Defeitos em construção

existência de defeitos no imóvel decorrentes da construção, como trincas e fissuras na estrutura ou afundamento dos pisos, não pode ser usada pelo comprador como justificativa para rescindir contrato de financiamento. No entendimento da 11ª Turma do Tribunal Regional Federal da 3ª Região (TRF-3), o banco, na qualidade de agente financeiro para aquisição de imóvel já pronto, não assume responsabilidade relacionada à construção do imóvel.

Na ação de reparação de danos julgada pelo TRF-3, um casal alegou que, após passarem a residir no imóvel, este começou a apresentar vícios estruturais que impossibilitava o seu uso com segurança. E que ao constatarem essa situação, procuraram a Caixa Seguros que, embora tenha verificado defeitos, negou a cobertura securitária contratual, pois concluiu não haver ameaça de desmoronamento.

Os autores então requereram a suspensão do pagamento das prestações do financiamento contra a Caixa Econômica Federal (CEF) e contra a construtora, pois haviam firmado contrato de compra e venda com a construtora e, para viabilizar o negócio, obtiveram crédito imobiliário junto à CEF. No entanto, em decisão unânime, a Turma do TRF-3 argumentou que os autores da ação não podem confundir a aquisição da propriedade, que envolve o contrato de compra e venda do imóvel, com a relação contratual de mútuo, que envolve o empréstimo do dinheiro.

“Na aquisição do imóvel pronto, o agente apenas empresta o dinheiro, não podendo ser atribuído ao mesmo, responsabilidade pelo vicio de construção, que é de responsabilidade da executora da obra”, avalia o advogado Hebert Reis, especialista em Direito Imobiliário. Reis ressalta que o Código Civil estabelece cinco anos de garantia da construtora. E recomenda que não sendo sanado o vício, o consumidor procure a Justiça.

No caso em questão, porém, a construtora não foi localizada em primeiro grau, tendo o processo seguido, a pedido dos autores, somente em relação à CEF. A sentença extinguiu o processo sem julgamento do mérito em razão da ilegitimidade passiva do banco. Já no TRF-3, a Turma admitiu que o banco tem legitimidade passiva por ser parte na relação jurídica de direito material, mas entendeu que a CEF apenas emprestou o valor solicitado pelos autores, sem interferir no valor ajustado entre eles e a construtora.

A decisão do TRF-3 diz: “Não há que se falar em negligência da Caixa. Na qualidade de agente financeiro para aquisição de imóvel já pronto, cabe a ela fazer diligências relacionadas ao financiamento bancário, ela não assume responsabilidade relacionada à construção do imóvel, ao contrário do que ocorre nas hipóteses em que a Caixa atua como agente financeiro da própria construção e nessa condição obriga-se a fiscalizar a obra.”

COMO FUNCIONA

1 Para o TRF-3, não cabe pedido de rescisão contratual do mútuo (que envolve o empréstimo do dinheiro) pela existência de vícios no imóvel.

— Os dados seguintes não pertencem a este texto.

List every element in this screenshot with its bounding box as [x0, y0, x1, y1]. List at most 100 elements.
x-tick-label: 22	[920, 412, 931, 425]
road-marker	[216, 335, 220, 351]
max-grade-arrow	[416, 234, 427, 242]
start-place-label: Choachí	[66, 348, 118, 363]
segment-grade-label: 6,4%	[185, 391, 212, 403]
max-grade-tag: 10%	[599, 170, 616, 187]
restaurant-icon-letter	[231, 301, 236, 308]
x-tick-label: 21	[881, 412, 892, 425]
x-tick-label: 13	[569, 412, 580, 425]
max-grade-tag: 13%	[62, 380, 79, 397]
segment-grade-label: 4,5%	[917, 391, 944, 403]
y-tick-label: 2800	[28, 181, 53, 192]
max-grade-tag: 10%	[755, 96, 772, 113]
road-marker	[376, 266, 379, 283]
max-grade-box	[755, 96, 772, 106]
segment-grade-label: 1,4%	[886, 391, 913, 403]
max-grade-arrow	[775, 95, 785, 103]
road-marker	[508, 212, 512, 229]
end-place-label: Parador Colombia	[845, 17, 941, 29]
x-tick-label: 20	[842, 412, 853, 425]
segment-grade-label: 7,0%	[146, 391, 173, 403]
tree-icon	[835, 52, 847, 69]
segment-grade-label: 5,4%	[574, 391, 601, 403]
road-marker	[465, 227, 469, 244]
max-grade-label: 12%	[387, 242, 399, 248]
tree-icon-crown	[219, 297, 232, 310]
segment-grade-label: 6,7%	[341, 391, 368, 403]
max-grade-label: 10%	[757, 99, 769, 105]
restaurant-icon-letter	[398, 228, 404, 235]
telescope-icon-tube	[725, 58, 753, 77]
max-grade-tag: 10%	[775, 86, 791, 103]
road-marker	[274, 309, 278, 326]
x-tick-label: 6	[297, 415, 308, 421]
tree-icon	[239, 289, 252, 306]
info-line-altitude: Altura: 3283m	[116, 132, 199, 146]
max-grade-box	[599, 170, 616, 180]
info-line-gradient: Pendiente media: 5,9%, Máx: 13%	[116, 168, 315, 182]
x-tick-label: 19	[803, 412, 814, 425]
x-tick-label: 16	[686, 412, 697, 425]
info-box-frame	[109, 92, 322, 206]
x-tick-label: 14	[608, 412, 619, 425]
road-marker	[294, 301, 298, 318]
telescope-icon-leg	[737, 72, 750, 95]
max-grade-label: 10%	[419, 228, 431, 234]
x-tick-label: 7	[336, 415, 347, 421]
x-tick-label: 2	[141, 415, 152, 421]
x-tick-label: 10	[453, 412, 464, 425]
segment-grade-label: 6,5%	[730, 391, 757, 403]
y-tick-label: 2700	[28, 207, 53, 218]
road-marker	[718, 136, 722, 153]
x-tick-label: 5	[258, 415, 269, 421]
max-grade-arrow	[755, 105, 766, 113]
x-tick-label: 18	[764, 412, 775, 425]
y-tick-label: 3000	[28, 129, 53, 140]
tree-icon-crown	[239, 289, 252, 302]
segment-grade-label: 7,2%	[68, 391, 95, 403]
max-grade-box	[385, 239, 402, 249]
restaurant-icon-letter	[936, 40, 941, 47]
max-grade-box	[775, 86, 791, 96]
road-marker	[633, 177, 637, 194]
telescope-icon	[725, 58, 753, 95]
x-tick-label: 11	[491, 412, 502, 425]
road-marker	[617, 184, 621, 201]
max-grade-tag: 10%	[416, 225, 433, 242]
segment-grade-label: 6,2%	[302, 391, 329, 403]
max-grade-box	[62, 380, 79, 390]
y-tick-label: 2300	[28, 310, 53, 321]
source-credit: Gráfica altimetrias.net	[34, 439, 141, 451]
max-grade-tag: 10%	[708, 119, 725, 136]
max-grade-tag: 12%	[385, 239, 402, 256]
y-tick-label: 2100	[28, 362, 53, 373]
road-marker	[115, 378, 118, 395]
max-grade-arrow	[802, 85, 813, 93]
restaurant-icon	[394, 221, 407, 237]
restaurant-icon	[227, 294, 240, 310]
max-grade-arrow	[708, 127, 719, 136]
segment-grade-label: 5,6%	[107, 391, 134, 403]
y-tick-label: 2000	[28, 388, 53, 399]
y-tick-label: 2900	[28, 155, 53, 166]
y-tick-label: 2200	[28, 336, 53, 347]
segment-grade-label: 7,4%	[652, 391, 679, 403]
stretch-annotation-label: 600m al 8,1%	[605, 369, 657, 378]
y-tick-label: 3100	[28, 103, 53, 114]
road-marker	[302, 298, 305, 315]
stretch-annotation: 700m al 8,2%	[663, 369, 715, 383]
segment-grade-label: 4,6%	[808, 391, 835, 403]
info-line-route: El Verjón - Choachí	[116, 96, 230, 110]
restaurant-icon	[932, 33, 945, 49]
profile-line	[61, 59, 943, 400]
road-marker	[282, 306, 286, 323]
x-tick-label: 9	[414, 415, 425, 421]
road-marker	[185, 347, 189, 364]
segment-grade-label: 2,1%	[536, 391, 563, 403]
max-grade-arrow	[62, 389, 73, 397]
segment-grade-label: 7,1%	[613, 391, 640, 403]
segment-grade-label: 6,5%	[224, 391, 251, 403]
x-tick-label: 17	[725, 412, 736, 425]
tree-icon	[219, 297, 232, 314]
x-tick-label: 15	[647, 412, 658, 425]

2 No caso de imóvel já pronto, a instituição que fornece o crédito, não assume a responsabilidade por danos relacionados à construção do imóvel e sim a construtora ou a incorporadora.
 
3 Por outro lado, o Tribunal entende que quando a instituição bancária atua como agente financeiro da construção, ela se responsabiliza pelos danos, pois nessa condição tem a obrigação de fiscalizar a obra.

4 A decisão do TRF-3 está amparada por precedentes do Superior Tribunal de Justiça, do TRF1, do TRF4, do TRF5 e do próprio TRF3. No tribunal, o processo recebeu o número 0021294-05.2012.4.03.6100/SP.

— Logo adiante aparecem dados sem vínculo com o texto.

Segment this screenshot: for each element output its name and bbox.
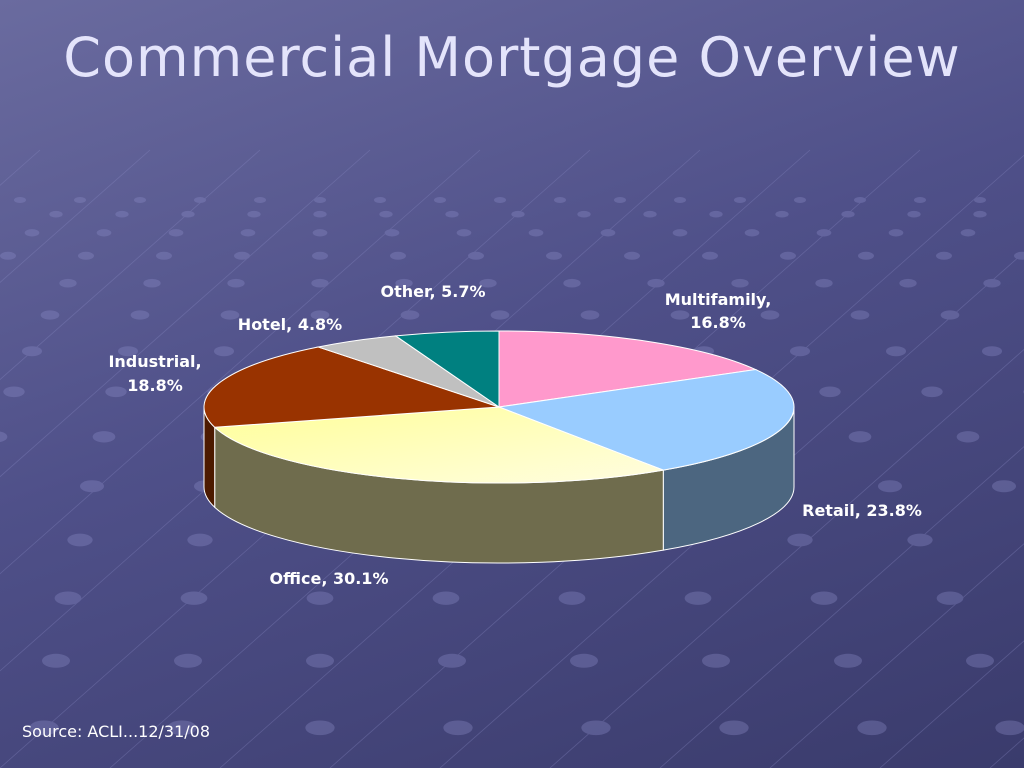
slide-title: Commercial Mortgage Overview xyxy=(63,26,961,89)
slice-label-hotel: Hotel, 4.8% xyxy=(238,315,342,334)
slice-label-office: Office, 30.1% xyxy=(270,569,389,588)
slice-label-industrial-value: 18.8% xyxy=(127,376,183,395)
slice-label-multifamily-value: 16.8% xyxy=(690,313,746,332)
pie-slice-other xyxy=(394,330,500,408)
pie-slice-retail xyxy=(497,369,795,471)
slice-label-industrial: Industrial, xyxy=(108,352,201,371)
slice-label-retail: Retail, 23.8% xyxy=(802,501,922,520)
pie-slice-office xyxy=(213,406,666,484)
pie-slice-industrial xyxy=(203,346,500,428)
slice-label-multifamily: Multifamily, xyxy=(665,290,772,309)
pie-slice-multifamily xyxy=(498,330,758,408)
source-note: Source: ACLI...12/31/08 xyxy=(22,722,211,741)
slice-label-other: Other, 5.7% xyxy=(380,282,485,301)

5 Em casos de defeitos no imóvel, o Código Civil estabelece em cinco anos o prazo de garantia dado pela construtora.

6 Caso considere abusivas as condições de financiamento, o consumidor pode ingressar com uma ação revisional, para alterar a cláusula em questão.

7 Nos casos de descumprimento do contrato, o consumidor pode pleitear a rescisão contratual.